Durante la primera edición de Meximold, que se llevó a cabo los días 20 y 21 de noviembre en la ciudad de Querétaro, tuvo lugar el panel ‘Estrategia de proveeduría en México: moldes, troqueles y herramentales’. Allí, cuatro líderes de diferentes sectores de la cadena de proveeduría discutieron sobre la importancia de desarrollar una industria local y de las oportunidades que existen para impulsar su crecimiento, de la generación de capacidades y la cadena de valor necesaria. Así, participaron en la discusión el Dr. Alberto Del Campo, director del consejo de la Asociación Mexicana de Manufactura de Moldes, Troqueles y Herramentales (AMMMT); el Ing. Óscar Del Valle, director de compras de la Tier 1 Robert Bosch GmbH; el Dr. Enrique Villegas Valladares, director del CIATEQ de San Luis Potosí, y el Ing. Daniel López, gerente para América Latina de la firma RJG Technologies.

Veamos cuál es la visión de cada uno de ellos desde su rol en la cadena de valor y cuáles fueron sus reflexiones cuando les preguntamos sobre su perspectiva en torno a las implicaciones en la estrategia de la incorporación de tecnologías desde la formación de talento hasta las áreas de producción y los retos de la integración de la cadena de proveeduría.

La importancia de crear una red

El Dr. Alberto del Campo, consultor estratégico de modelos de negocio de la Asociación Mexicana de Manufactura de Moldes, Troqueles y Herramentales (AMMMT), presentó en el panel el espíritu que ha movido a la asociación para ser punta de lanza en el desarrollo estratégico del sector en el país. “La Asociación tiene su sede en Querétaro, pero los socios vienen de todo el país.
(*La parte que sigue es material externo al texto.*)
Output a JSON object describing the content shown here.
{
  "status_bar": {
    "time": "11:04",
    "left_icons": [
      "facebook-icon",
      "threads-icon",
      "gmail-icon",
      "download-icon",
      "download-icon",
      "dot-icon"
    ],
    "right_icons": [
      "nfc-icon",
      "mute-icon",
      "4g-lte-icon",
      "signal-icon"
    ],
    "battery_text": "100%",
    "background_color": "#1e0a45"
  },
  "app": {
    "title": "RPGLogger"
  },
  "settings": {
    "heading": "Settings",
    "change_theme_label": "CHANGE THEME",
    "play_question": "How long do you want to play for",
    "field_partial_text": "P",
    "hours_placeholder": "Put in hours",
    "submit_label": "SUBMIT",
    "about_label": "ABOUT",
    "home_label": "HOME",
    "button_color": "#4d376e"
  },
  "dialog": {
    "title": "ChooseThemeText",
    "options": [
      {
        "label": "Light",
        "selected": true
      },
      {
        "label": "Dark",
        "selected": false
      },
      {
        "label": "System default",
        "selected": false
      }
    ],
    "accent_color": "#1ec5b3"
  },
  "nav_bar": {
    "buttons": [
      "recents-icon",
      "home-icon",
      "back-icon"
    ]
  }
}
Actualmente tenemos 60 socios de diferentes partes de la República, y la mayoría de ellos son talleres establecidos en México. Pueden ser talleres mexicanos o talleres extranjeros, pero procuramos que haya una relación de 5 a 1 en la proporción de talleres y asociados que se dedican a ser proveedores de los talleres. Es decir, lo que queremos en la asociación es tener manufactura, y su objetivo es apoyar a la industria de moldes y troqueles en México”, comentó.

Dr. Alberto Del Campo, director del consejo de la AMMMT.

Dr. Alberto Del Campo, director del consejo de la AMMMT.

Según el experto, el flujo de proveeduría para una industria como la de moldes y troqueles, por lo general inicia con la llegada de las OEM´s o ensambladoras, que traen consigo a sus proveedores, llamados Tier 1 y Tier 2. Esos proveedores importan los herramentales. Sin embargo, con el tiempo, las necesidades de las ensambladoras y de sus proveedores empiezan a focalizarse en mantenimiento local de esos moldes y herramentales, e inclusive en manufactura local, con calidad y a un costo competitivo.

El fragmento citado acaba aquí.